Linda Lum from Washington State, USA on August 16, 2021:

Wow, Bill. I didn't sleep well last night, and have been stumbling and fumbling around this morning. Your Mailbag gave me the boost I needed, even more than this 1st cup of coffee. Great writing (no surprise there). But I guess that's because you write the way you talk. You're Baker?

Actually, you could be. You asked why people are such open books on FB, but two generations ago we were all tight-lipped. I think Manatita explained it very well. But (with a bit of tongue in cheek) might I add that there is a cloak of anonymity on social media. How many people know that you're using another person's photo for your profile and that in reality you look like George Clooney?

manatita44 from london on August 16, 2021:

As always, bro. A lot of the times we are on the same page, here about Facebook. Yet you're too kind. 'Fascinating? Ha-ha. Come to think of it, I might use that word myself. Chuckle.

It's happening because we are afraid, Bill. Many fears are born out of loneliness and insecurities. You can get tons of messages from people asking you to check them out and all you will see are several pictures of themselves, their favourite cat, etc.
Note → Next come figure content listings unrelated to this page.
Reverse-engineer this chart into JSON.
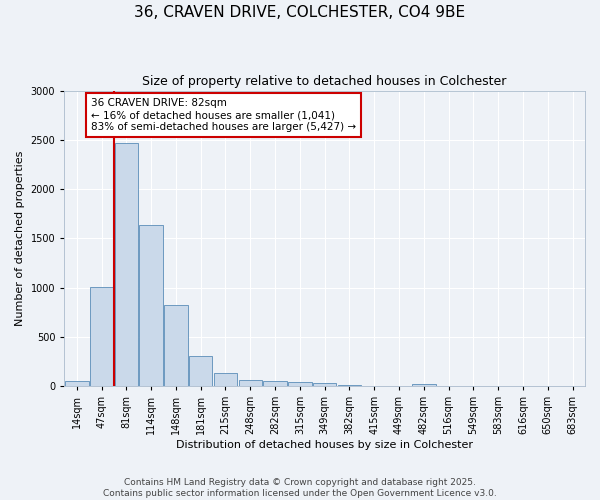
{
  "title": "36, CRAVEN DRIVE, COLCHESTER, CO4 9BE",
  "subtitle": "Size of property relative to detached houses in Colchester",
  "xlabel": "Distribution of detached houses by size in Colchester",
  "ylabel": "Number of detached properties",
  "categories": [
    "14sqm",
    "47sqm",
    "81sqm",
    "114sqm",
    "148sqm",
    "181sqm",
    "215sqm",
    "248sqm",
    "282sqm",
    "315sqm",
    "349sqm",
    "382sqm",
    "415sqm",
    "449sqm",
    "482sqm",
    "516sqm",
    "549sqm",
    "583sqm",
    "616sqm",
    "650sqm",
    "683sqm"
  ],
  "values": [
    55,
    1005,
    2470,
    1640,
    820,
    305,
    135,
    60,
    55,
    45,
    30,
    15,
    5,
    0,
    20,
    0,
    0,
    0,
    0,
    0,
    0
  ],
  "bar_color": "#cad9ea",
  "bar_edge_color": "#5b8db8",
  "vline_x_index": 1.5,
  "vline_color": "#cc0000",
  "annotation_text": "36 CRAVEN DRIVE: 82sqm\n← 16% of detached houses are smaller (1,041)\n83% of semi-detached houses are larger (5,427) →",
  "annotation_box_color": "#cc0000",
  "ylim": [
    0,
    3000
  ],
  "yticks": [
    0,
    500,
    1000,
    1500,
    2000,
    2500,
    3000
  ],
  "footer_line1": "Contains HM Land Registry data © Crown copyright and database right 2025.",
  "footer_line2": "Contains public sector information licensed under the Open Government Licence v3.0.",
  "bg_color": "#eef2f7",
  "grid_color": "#ffffff",
  "title_fontsize": 11,
  "subtitle_fontsize": 9,
  "label_fontsize": 8,
  "tick_fontsize": 7,
  "footer_fontsize": 6.5,
  "ann_fontsize": 7.5
}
Nothing of Light to offer, but the little 'i' ... the ego. the 'me and 'mines.' Plus some resentments. We desperately wish to be loved but reject the Light.

'Colder than a witch’s tit.'

'Amber is our biological daughter, going on two years, and the heir-apparent to the Baker family tradition of hunting shadows.'

Stand out lines indeed! Especially in the context of how the story flows. A truly exquisite piece!

Why don't I ask something? The heat has been bothering you recently, does it make a difference to how the inspiration flows? I mean, is it seasonal? Peace, my B.